Pasado el mal trago, uno se reconcilia pronto con esa ciudad a la que ningún arquitecto con ínfulas podrá quitar su Mercado Central, con sus toques modernetes bien traídos, como ese Central Bar donde poder tomar unas clóchinas, hermanas mayores de la tellinas, moluscos procedentes de las costas valencianas ideales para los meses sin erre. El arroz, con erre, no entiende de estaciones, y si te lo preparan bajo leña pues ya te la gozas. Tiene fama en ese sentido el Casa Carmela de La Malvarrosa, pero yo fui en cambio a La Marcelina que, pese a llevar haciendo paellas desde 1888 (eso pone) y jactarse de ser «maestros arroceros», me sirvieron una versión tradicional tirando a plana de sabor y con el pollo más seco, tieso y duro que recuerdo en mi corta vida de catador de paellas. También noté que molestaba mi ‘excentricidad’ de querer comer viendo el mar y no una pared cualquiera, para lo que insistí en alterar ligeramente el mobiliario.

En este punto me quedo con la falta de pretensiones del Bar Dienense Diego, en la magnífica —y estrecha— calle Loreto de Dénia y el arroz a banda de Ca Quintín, en Cullera, donde te sirven el pescado que sirvió para el caldo, ese pescado aparte, de ahí lo de a banda, antes de la gran paella o paellera de la que vas comiendo sin estreses y con gran paz, bien a mano la botella de verdejo frío. La punta de la cuchara para rascar el socarrat y el alioli el justo, quizá para perlar algunos granos al final de todo. Y qué cosa tan delicada esa paella, o paellera, con el arroz sin colonizar los bordes, como fundiéndose con el metal, y en esa cantidad medida, elegante, porque comer para llenar el buche como un jodido cromañón es lo contrario a la gastronomía y a todo. Y poco más añadiré al respecto. ¿La mejor receta para disfrutar de una gran paella? Julio Camba lo tenía claro en ‘La casa de Lúculo’: «Tomen cuanto antes el tren y márchense a Valencia». (Dejándose aconsejar antes por los locales, a poder ser).  

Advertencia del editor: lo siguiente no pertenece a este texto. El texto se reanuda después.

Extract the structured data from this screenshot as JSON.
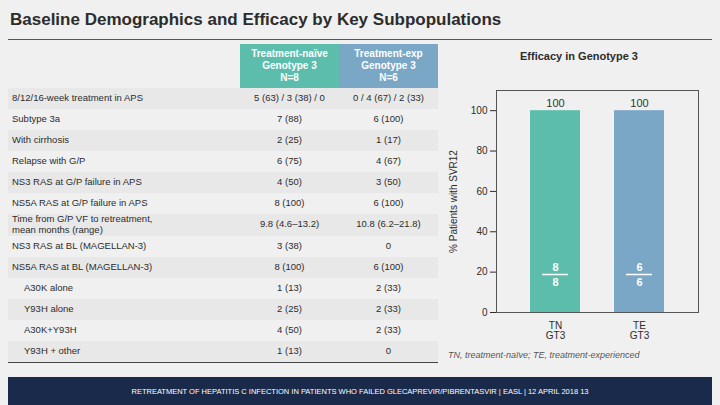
{
  "title": "Baseline Demographics and Efficacy by Key Subpopulations",
  "table": {
    "headers": [
      "Treatment-naïve\nGenotype 3\nN=8",
      "Treatment-exp\nGenotype 3\nN=6"
    ],
    "header_colors": [
      "#5cbdad",
      "#7ba7c7"
    ],
    "rows": [
      [
        "8/12/16-week treatment in APS",
        "5 (63) / 3 (38) / 0",
        "0 / 4 (67) / 2 (33)"
      ],
      [
        "Subtype 3a",
        "7 (88)",
        "6 (100)"
      ],
      [
        "With cirrhosis",
        "2 (25)",
        "1 (17)"
      ],
      [
        "Relapse with G/P",
        "6 (75)",
        "4 (67)"
      ],
      [
        "NS3 RAS at G/P failure in APS",
        "4 (50)",
        "3 (50)"
      ],
      [
        "NS5A RAS at G/P failure in APS",
        "8 (100)",
        "6 (100)"
      ],
      [
        "Time from G/P VF to retreatment,\nmean months (range)",
        "9.8 (4.6–13.2)",
        "10.8 (6.2–21.8)"
      ],
      [
        "NS3 RAS at BL (MAGELLAN-3)",
        "3 (38)",
        "0"
      ],
      [
        "NS5A RAS at BL (MAGELLAN-3)",
        "8 (100)",
        "6 (100)"
      ],
      [
        "  A30K alone",
        "1 (13)",
        "2 (33)"
      ],
      [
        "  Y93H alone",
        "2 (25)",
        "2 (33)"
      ],
      [
        "  A30K+Y93H",
        "4 (50)",
        "2 (33)"
      ],
      [
        "  Y93H + other",
        "1 (13)",
        "0"
      ]
    ]
  },
  "footnote": "TN, treatment-naïve; TE, treatment-experienced",
  "footer": "RETREATMENT OF HEPATITIS C INFECTION IN PATIENTS WHO FAILED GLECAPREVIR/PIBRENTASVIR | EASL | 12 APRIL 2018     13",
  "chart_data": {
    "type": "bar",
    "title": "Efficacy in Genotype 3",
    "categories": [
      "TN\nGT3",
      "TE\nGT3"
    ],
    "values": [
      100,
      100
    ],
    "colors": [
      "#5cbdad",
      "#7ba7c7"
    ],
    "ylabel": "% Patients with SVR12",
    "ylim": [
      0,
      110
    ],
    "yticks": [
      0,
      20,
      40,
      60,
      80,
      100
    ],
    "grid": false,
    "data_labels": true,
    "numerators": [
      "8",
      "6"
    ],
    "denominators": [
      "8",
      "6"
    ]
  }
}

Y qué lujo por cierto poder llegar en apenas dos horas a este Madrid desde la estación de Joaquín Sorolla, la parte sur y novísima de la modernista Estació del Nord («estilo Secesión Vienesa», ojo, me enseñaría uno de mis cicerones locales). Covid-19 obliga, ya no hay servicio de cafetería y allá te fastidies si traes una sed saharaui. De calvos a siete pelucas, Boris Johnson el primero. Se coge a gusto ese tren a la vieja nueva normalidad, la de la meseta sin arena, y uno se pregunta cómo sería vivir siempre en esa Valencia, o en el Salou de nuestra infancia. Glória, una feliz recién casada de Cullera, nos contaba que con la primavera, de niños, iban a merendar todas las tardes la playa. No se cansaban de la playa. ¿Por qué habría que cansarse de lo bueno?

Vuelve uno de Valencia con dos sensaciones. La de que los verdaderos países son aquellos que están por encima de los límites políticos reduccionistas. Es decir, cuanto más quieras definir a un pueblo más lo empobreces, más le quitas su misterio, su espontaneidad, su vida, incluso. Y que también en esas ciudades medias, ni capitales de provincia ni grandes megalópolis, pero tampoco ciudades rurales ni pueblos urbanos, como decíamos el otro día, se encuentre algo parecido a la felicidad.